Забавно, как иногда вылетают из головы правила! Розалин не полагалось заходить сюда. Каждый раз, когда кто-то пускал слух, что группа негров собирается помолиться с нами воскресным утром, священники вставали на церковном крыльце, взявшись за руки, чтобы не пустить их. Мы любим их во Господе нашем, говорил брат Джеральд, но у них есть собственные молитвенные дома.
У меня сегодня день рождения, сказала я, надеясь направить его мысли в другую сторону.
Правда? Что ж, поздравляю тебя с днем рождения, Лили. И сколько тебе стукнуло?
Четырнадцать.
Спроси его, можно ли нам получить тебе в подарок парочку этих вееров, подначила меня Розалин.
Он издал тоненький звук что-то вроде смешка.
Ну, если мы начнем раздавать веера всем желающим, то в церкви ни одного не останется.
Она просто пошутила, заверила я и поднялась со скамьи.
Он улыбнулся, удовлетворенный моим ответом, и проводил меня до самой двери, а Розалин чуть замешкалась позади.

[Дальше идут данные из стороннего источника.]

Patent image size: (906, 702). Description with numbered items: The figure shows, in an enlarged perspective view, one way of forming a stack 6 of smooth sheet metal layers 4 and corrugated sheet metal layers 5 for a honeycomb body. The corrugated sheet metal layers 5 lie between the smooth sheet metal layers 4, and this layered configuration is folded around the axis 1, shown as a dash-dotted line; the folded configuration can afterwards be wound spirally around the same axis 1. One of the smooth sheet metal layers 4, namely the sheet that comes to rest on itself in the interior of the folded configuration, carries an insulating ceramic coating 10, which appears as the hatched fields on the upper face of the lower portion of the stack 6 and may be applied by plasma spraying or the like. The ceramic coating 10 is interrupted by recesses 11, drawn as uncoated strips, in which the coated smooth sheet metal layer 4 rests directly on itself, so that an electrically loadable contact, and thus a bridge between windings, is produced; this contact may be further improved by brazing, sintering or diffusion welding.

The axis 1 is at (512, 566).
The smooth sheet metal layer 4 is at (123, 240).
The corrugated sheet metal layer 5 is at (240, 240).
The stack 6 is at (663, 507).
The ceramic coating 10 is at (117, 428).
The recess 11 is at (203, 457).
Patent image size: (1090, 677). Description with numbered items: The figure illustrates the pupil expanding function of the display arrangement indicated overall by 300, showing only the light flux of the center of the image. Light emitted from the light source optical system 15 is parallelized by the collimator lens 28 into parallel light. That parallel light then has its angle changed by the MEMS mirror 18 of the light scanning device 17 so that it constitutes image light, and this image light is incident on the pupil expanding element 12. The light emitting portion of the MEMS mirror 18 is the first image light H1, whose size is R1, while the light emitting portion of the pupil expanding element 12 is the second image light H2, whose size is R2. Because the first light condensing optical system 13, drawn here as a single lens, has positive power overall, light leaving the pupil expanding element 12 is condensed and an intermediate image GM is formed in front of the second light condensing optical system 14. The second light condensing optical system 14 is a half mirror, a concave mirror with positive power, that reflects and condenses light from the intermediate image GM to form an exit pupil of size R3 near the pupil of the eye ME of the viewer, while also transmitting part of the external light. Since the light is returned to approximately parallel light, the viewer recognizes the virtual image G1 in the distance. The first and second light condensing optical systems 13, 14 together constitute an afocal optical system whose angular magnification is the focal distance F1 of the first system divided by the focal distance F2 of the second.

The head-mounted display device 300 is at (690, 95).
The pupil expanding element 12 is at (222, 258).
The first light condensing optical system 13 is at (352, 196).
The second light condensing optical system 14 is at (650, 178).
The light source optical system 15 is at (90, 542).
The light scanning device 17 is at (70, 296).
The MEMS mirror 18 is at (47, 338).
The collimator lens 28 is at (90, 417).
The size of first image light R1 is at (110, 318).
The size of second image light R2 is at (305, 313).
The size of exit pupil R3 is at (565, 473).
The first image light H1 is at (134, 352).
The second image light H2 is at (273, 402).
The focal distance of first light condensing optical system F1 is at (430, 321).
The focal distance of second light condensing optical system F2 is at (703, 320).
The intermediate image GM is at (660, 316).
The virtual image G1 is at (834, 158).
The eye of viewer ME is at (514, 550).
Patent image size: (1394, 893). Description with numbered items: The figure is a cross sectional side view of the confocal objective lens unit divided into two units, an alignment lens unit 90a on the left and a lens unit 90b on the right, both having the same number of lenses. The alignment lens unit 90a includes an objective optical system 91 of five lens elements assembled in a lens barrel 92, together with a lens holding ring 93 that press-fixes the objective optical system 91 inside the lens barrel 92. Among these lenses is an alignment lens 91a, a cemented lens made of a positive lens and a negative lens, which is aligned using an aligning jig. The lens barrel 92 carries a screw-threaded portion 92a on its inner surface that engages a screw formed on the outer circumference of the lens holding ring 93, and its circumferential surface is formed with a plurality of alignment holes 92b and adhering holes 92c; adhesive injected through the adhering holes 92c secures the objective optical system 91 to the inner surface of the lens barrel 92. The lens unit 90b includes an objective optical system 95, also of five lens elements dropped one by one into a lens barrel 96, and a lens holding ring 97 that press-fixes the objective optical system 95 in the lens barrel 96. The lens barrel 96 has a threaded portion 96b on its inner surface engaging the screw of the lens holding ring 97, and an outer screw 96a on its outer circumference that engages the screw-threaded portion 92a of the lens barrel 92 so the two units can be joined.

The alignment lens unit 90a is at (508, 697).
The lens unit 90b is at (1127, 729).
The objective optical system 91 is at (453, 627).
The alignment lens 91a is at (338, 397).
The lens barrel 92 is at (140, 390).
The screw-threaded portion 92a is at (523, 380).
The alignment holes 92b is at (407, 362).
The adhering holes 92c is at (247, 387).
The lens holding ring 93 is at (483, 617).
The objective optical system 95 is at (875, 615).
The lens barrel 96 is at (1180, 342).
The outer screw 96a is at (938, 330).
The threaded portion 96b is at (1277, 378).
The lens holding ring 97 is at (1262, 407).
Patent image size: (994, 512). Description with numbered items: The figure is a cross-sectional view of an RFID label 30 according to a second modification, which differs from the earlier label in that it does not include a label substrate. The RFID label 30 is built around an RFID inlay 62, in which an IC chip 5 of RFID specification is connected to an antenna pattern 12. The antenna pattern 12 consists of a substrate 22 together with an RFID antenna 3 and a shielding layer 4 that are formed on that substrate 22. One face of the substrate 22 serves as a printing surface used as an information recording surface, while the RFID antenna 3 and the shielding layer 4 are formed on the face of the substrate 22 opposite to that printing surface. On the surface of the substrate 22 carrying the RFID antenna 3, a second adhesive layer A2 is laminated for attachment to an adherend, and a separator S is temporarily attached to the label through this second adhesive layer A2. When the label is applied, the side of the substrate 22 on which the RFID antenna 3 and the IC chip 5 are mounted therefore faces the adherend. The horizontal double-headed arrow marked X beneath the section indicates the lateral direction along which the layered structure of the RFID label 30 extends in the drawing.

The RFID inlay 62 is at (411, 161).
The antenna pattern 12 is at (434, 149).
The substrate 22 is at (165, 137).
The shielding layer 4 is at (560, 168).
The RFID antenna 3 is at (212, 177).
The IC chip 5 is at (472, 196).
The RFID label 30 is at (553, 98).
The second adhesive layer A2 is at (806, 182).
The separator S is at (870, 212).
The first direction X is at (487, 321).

Небо на улице побелело от облаков, и нестерпимое сияние разливалось по всем поверхностям, отчего у меня в глазах заплясали мушки. Когда мы пересекли дворик дома священника и снова вышли на шоссе, Розалин вынула из-за пазухи два церковных веера и, изображая меня, глядящую снизу вверх с невинным выражением, передразнила:
«О, брат Джеральд, она просто пошутила»!
Мы вошли в Сильван с его худшей стороны. Старые дома, возведенные на фундаменте из шлакоблока. Вентиляторы, вставленные в форточки. Немощеные дворы с голой землей. Женщины в розовых бигуди. Собаки без ошейника.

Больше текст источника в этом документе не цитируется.